El contraste es total con la disposición de lucha de la clase obrera que se expresa por estas horas en la gran huelga de Télam, en la ocupación de una destilería en el Polo Petroquímico de Bahía Blanca, en la lucha de los empleados despedidos de la Boston en Mar del Plata, en la batalla de Luz y Fuerza de Córdoba por su convenio, en el paro de 48 horas de los Suteba combativos de esta semana, en la resolución del congreso de Conadu Histórica de no inicio después del receso, entre otras luchas.

El clasismo de Lanús -junto a Télam y las luchas, y junto a los movimientos piqueteros independientes- nos movilizamos el 12 de julio con otras consignas: ocupación y huelga ante los despidos, pase a planta de los precarizados, reapertura de paritarias sin techo y salario equivalente a la canasta familiar, aumento de emergencia a los jubilados, no a la reforma laboral y defensa de los convenios colectivos, reparto de las horas de trabajo sin afectar el salario, que la crisis la paguen los capitalistas, fuera el pacto Macri, gobernadores y FMI.
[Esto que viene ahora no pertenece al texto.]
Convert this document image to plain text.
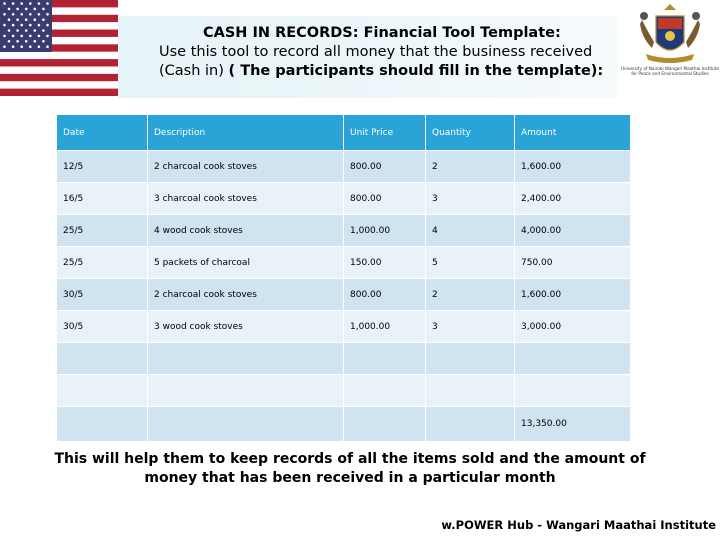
CASH IN RECORDS: Financial Tool Template:
Use this tool to record all money that the business received (Cash in) ( The participants should fill in the template):	University of Nairobi Wangari Maathai Institute for Peace and Environmental Studies
Date	Description	Unit Price	Quantity	Amount
12/5	2 charcoal cook stoves	800.00	2	1,600.00
16/5	3 charcoal cook stoves	800.00	3	2,400.00
25/5	4 wood cook stoves	1,000.00	4	4,000.00
25/5	5 packets of charcoal	150.00	5	750.00
30/5	2 charcoal cook stoves	800.00	2	1,600.00
30/5	3 wood cook stoves	1,000.00	3	3,000.00

				13,350.00
This will help them to keep records of all the items sold and the amount of money that has been received in a particular month
w.POWER Hub - Wangari Maathai Institute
Para ello es que impulsamos el paro activo de 36 horas como comienzo de un plan de lucha hacia la huelga general: para derrotar el ajuste de Macri, a los gobernadores del ajuste en las provincias y al FMI. Impulsemos un Congreso de Delegados mandatados por sus bases para unificar al movimiento obrero en esta perspectiva y superar esta burocracia sindical entreguista.